Albaniens Küste war für Sportboote einst tabu. Das ist vorbei. Wir zeigen, was viel zu lange im Verborgenen lag

Nur wenige ausländische Bootsfahrer sahen jemals die albanische Küste. Bis zum Sturz der kommunistischen Diktatur im Jahre 1990 war es verboten, mit einem Sportboot in das stark abgeschottete Land einzureisen. Nach der politischen Wende 1991 änderte sich jedoch vieles. 2009 schließlich trat Albanien der NATO bei und wurde 2014 EU-Beitrittskandidat. Ausländische Yachten waren fortan willkommen, durften aber nur in Handelshäfen anlegen und mussten dort, auch bei Weiterfahrt innerhalb des Landes, bürokratisch ein- und ausklarieren. Die Schönheit der Küste und der paradiesischen Ankerplätze blieb ausländischen Bootsfahrern verborgen. Das galt auch für Albaner, denen es verboten war, mit Sportbooten an der eigenen Küste entlangzufahren.

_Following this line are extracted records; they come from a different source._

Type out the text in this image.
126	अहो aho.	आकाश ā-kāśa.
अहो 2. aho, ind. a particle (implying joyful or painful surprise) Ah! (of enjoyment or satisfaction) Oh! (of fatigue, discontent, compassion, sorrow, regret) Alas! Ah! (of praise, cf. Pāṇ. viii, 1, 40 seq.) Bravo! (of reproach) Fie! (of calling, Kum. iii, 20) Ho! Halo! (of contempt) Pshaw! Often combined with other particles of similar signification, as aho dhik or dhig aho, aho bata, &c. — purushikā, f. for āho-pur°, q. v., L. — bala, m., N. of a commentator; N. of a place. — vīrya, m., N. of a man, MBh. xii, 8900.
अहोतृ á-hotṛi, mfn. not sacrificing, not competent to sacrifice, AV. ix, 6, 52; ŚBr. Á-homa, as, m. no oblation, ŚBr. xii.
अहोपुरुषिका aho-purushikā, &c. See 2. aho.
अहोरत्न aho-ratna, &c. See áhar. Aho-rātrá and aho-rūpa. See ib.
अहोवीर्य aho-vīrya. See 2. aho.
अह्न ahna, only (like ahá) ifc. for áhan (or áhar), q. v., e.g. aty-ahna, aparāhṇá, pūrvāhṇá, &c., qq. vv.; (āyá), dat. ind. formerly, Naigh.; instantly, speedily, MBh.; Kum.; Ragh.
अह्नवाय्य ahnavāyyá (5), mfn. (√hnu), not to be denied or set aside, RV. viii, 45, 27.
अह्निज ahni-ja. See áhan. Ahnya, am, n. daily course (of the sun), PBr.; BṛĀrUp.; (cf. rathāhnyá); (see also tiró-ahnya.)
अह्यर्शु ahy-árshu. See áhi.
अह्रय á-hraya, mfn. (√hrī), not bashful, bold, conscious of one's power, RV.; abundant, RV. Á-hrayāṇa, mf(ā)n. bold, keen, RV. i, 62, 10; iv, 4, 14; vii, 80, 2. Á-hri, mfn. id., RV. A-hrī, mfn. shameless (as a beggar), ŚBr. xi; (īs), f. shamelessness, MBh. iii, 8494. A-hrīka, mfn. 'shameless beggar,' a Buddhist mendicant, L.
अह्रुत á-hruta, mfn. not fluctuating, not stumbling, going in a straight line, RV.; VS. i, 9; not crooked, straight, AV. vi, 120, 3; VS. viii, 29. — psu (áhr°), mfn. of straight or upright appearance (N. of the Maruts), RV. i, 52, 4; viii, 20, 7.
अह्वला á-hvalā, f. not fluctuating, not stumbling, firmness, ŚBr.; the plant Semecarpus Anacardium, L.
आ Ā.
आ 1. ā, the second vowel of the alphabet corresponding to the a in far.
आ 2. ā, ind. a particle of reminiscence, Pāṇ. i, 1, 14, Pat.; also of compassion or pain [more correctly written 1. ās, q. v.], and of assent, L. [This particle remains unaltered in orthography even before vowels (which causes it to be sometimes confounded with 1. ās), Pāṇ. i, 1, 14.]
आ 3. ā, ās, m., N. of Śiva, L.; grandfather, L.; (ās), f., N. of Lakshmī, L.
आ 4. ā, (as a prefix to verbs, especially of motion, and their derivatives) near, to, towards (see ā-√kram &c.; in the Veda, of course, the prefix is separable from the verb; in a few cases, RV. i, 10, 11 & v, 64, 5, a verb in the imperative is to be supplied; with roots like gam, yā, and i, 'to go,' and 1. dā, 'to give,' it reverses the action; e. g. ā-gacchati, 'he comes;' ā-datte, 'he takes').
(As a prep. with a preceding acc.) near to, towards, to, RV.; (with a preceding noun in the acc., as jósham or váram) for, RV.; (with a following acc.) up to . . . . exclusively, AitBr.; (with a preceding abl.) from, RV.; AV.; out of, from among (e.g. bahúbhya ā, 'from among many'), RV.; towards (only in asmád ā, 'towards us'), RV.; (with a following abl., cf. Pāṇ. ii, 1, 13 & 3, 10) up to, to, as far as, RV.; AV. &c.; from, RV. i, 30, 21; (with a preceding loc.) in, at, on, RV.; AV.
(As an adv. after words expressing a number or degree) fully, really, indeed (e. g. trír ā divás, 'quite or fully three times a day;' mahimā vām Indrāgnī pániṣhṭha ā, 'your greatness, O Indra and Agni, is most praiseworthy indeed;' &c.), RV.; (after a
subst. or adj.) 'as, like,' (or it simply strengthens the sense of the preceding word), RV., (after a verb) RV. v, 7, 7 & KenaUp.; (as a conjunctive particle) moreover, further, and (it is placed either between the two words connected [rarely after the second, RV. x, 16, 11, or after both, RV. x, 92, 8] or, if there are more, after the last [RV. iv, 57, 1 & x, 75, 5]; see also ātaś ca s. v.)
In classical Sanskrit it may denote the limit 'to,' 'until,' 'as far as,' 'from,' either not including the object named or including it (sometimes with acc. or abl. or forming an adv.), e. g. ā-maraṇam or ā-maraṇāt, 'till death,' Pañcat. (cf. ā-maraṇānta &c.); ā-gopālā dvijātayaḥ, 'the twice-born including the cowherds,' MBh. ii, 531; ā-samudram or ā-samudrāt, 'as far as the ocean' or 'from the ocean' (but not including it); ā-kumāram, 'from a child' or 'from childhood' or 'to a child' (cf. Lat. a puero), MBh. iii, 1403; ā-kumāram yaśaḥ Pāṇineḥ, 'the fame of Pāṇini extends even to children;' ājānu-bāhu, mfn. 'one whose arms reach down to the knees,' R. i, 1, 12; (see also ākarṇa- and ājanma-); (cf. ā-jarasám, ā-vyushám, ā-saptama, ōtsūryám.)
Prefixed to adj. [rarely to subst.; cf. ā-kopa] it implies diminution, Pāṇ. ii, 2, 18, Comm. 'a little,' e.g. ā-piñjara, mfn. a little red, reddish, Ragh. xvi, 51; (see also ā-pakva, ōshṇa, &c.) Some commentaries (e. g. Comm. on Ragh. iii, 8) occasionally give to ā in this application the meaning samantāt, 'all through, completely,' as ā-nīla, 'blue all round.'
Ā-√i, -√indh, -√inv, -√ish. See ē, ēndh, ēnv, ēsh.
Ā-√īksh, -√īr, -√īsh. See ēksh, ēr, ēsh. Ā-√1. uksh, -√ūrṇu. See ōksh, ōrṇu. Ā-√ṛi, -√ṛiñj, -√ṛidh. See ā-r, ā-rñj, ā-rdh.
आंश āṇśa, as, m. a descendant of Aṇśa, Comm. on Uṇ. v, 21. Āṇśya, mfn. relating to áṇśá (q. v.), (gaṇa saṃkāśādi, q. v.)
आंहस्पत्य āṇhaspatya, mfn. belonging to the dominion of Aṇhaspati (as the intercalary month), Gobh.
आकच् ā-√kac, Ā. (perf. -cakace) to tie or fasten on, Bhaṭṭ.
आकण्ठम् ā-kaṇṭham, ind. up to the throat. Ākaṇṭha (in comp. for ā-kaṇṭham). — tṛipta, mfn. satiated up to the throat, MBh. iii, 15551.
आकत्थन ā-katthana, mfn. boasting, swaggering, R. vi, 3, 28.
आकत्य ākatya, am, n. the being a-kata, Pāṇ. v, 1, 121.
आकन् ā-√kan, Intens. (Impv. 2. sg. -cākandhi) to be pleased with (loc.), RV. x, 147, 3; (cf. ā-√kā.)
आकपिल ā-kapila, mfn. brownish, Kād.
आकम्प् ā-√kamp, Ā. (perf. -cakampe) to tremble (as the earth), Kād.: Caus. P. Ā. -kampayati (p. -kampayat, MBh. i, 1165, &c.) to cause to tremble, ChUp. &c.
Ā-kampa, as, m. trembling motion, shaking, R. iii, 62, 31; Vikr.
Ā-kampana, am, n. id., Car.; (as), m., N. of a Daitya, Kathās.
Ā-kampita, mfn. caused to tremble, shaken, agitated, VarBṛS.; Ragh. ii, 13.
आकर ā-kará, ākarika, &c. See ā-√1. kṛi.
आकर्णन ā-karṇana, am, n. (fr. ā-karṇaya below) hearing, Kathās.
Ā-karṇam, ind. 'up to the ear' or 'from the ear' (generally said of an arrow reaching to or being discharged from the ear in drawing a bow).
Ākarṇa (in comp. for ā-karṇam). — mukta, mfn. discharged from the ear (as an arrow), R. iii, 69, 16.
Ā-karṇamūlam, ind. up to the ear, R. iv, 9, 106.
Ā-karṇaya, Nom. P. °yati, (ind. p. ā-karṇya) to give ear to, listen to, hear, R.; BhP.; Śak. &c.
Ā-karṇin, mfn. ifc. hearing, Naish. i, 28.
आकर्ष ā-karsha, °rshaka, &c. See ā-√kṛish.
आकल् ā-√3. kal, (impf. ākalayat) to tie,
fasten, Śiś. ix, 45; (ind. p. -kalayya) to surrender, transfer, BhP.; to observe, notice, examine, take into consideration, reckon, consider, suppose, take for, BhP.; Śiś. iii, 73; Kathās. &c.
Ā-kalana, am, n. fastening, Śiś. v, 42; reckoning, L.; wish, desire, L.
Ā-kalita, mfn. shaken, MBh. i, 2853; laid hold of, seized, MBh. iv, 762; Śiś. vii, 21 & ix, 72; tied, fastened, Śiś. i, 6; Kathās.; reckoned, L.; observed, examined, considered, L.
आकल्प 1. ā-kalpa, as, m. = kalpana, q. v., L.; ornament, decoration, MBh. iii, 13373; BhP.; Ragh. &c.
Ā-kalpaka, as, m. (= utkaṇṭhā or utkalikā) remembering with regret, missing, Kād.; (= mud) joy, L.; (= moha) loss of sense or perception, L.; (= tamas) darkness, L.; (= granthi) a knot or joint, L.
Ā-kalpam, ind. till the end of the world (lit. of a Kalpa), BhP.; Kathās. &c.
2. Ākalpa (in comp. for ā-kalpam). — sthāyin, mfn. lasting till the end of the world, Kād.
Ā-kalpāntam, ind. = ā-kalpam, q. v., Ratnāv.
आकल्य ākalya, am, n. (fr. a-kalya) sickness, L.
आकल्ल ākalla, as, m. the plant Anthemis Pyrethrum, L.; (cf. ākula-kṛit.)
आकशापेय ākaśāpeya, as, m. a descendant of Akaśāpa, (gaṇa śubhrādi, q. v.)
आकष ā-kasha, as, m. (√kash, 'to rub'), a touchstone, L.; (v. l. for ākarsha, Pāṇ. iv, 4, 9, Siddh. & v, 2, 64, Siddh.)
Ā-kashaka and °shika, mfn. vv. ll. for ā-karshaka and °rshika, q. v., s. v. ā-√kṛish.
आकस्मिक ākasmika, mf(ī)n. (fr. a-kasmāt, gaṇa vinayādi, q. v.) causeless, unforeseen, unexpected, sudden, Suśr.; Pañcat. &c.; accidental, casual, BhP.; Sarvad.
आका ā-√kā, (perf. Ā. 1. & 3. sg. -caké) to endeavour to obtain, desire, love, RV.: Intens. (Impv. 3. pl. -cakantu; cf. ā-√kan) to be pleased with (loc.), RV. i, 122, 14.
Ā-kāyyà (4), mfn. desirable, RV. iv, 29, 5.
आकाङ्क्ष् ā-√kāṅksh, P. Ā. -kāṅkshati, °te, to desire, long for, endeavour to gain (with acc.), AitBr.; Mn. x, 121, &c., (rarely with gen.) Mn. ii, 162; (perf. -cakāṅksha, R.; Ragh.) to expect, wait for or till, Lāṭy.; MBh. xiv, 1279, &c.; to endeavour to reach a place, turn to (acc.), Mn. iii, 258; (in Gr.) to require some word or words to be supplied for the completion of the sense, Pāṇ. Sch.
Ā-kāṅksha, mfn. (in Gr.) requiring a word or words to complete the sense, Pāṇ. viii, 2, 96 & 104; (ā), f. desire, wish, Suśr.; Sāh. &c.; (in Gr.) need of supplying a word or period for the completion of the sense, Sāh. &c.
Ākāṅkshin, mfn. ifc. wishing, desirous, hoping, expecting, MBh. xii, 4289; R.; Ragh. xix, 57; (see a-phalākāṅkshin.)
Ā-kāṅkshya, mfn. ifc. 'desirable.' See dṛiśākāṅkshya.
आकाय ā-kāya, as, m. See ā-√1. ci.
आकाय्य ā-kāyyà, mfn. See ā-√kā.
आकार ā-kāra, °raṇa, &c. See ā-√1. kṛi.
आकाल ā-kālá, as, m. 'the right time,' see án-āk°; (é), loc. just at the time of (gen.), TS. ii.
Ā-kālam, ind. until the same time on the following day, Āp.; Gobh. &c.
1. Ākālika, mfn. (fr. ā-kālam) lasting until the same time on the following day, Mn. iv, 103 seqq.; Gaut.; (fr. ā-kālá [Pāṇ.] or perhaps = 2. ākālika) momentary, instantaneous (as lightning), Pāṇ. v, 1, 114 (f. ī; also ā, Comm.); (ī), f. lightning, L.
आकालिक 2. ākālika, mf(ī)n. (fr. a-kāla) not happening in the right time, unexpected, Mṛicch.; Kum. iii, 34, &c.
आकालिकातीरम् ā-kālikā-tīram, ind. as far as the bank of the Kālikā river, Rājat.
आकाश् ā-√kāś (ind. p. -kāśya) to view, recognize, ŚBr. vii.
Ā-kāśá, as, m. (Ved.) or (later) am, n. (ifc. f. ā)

Seit November 2020 ist alles anders. Ein neues Gesetz erlaubt es nun Albanern, Sportboote zu besitzen und die eigene Küste zu befahren. Ausländische Yachtcrews brauchen nur einmal bei Einreise einzuklarieren und können sich danach frei im Land bewegen und auch in Buchten ankern. Bereits zur Saison 2021 lösten die neuen Gesetze einen Boom aus. Finanziell gut betuchte Albaner kaufen sich Jetskis und stark motorisierte RIBs, inzwischen auch Segel- und Motoryachten. Auch die erste albanische Charterfirma ist bereits am Markt. Es mangelt nur an Marinas. Im Frühjahr 2021 wurden die Lizenzen für neun Yachthäfen, die entlang der gesamten Küste neu gebaut werden sollen, versteigert.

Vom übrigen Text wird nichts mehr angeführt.